IN WITNESS WHEREOF, the parties hereto have caused this
Amendment to be duly executed and their respective corporate
seals to be hereunto affixed and attested, all as of the day and
year first above written.
HRE PROPERTIES
By:/s/ James R. Moore
Name: James R. Moore
Title:Executive Vice President
ATTEST:
/s/ Sonja Mechler
Name: Sonja Mechler
Title: Executive Secretary
THE FIRST NATIONAL
BANK OF BOSTON
By:/s/ Gordon C.Stevenson
Name: Gordon C. Stevenson
Title: Director-Administration
Page 6 of 7 Pages
EXHIBIT 99
FOR IMMEDIATE RELEASE
Contact: James R. Moore
HRE Properties
203-863-8200
HRE ANNOUNCES COMMENCEMENT OF
SHARE REPURCHASE PROGRAM
Greenwich, CT, May 2, 1996 - HRE (NYSE: HRE), a real estate
investment trust, today announced that its Board of Trustees has
approved a share repurchase program, pursuant to which the Trust
may repurchase up to one million shares of its common shares, from
time to time, over the next several years.

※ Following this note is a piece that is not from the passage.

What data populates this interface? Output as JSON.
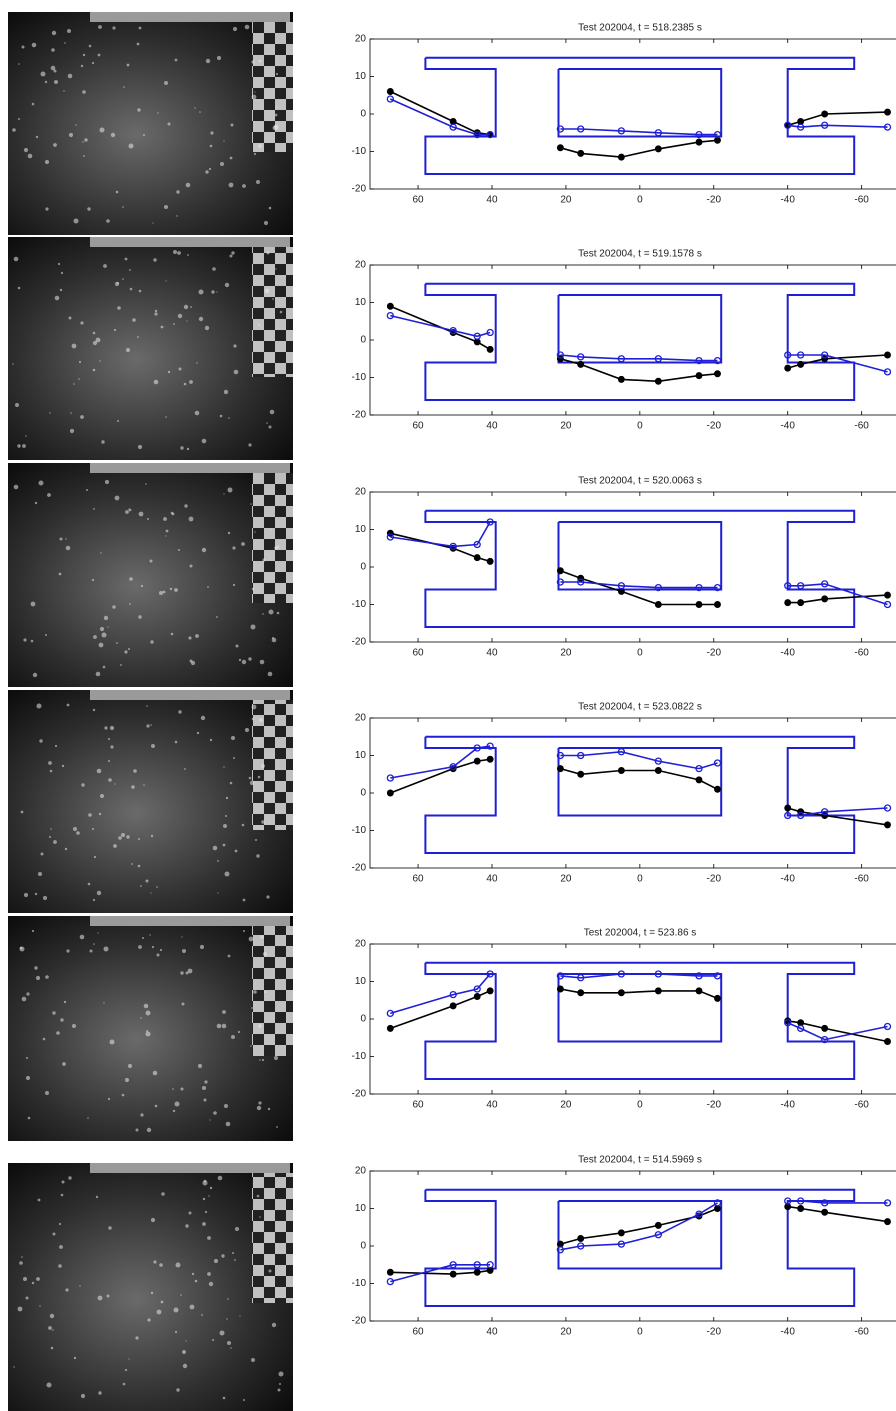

In announcing the program, Charles J. Urstadt, Chairman and Chief
Executive Officer of HRE, stated " We believe our shares to be
significantly undervalued at the current market price. Therefore,
a repurchase plan represents an excellent investment of the Trust's
funds."
Repurchases would be effected through purchases in the open market
or through privately negotiated transactions. In making
repurchases, the Trust expects to use available cash as well as
proceeds from non-core asset sales, some of which currently are
being negotiated. The repurchase program is subject to
postponement or termination at any time in light of prevailing
market conditions and other factors.
The Trust also announced that its Board of Trustees has approved an
amendment to its Shareholder Rights Plan. Among other things, the
amendment increases from 20%-25% the beneficial ownership threshold
which triggers the exercisability of the rights. The amendment
was not adopted in response to any take over attempt or other
threat to Trust policy but was adopted to prevent any inadvertent
activation of the Rights Plan that could result from the potential
decrease in the number of shares outstanding. No repurchases of
shares will be effected under the repurchase program until the
amendment is finalized, which is expected to occur over the next
several days.
The Trust also announced that it expected net income and funds from
operations for the second quarter ended April 30, 1996, to be
consistent with the results achieved in the first quarter before
the gain on sale of a property realized in that quarter. Such
results are preliminary and subject to revision.
HRE is a self-administered equity real estate investment trust that
provides investors with a liquid vehicle for participating in
ownership of income-producing properties.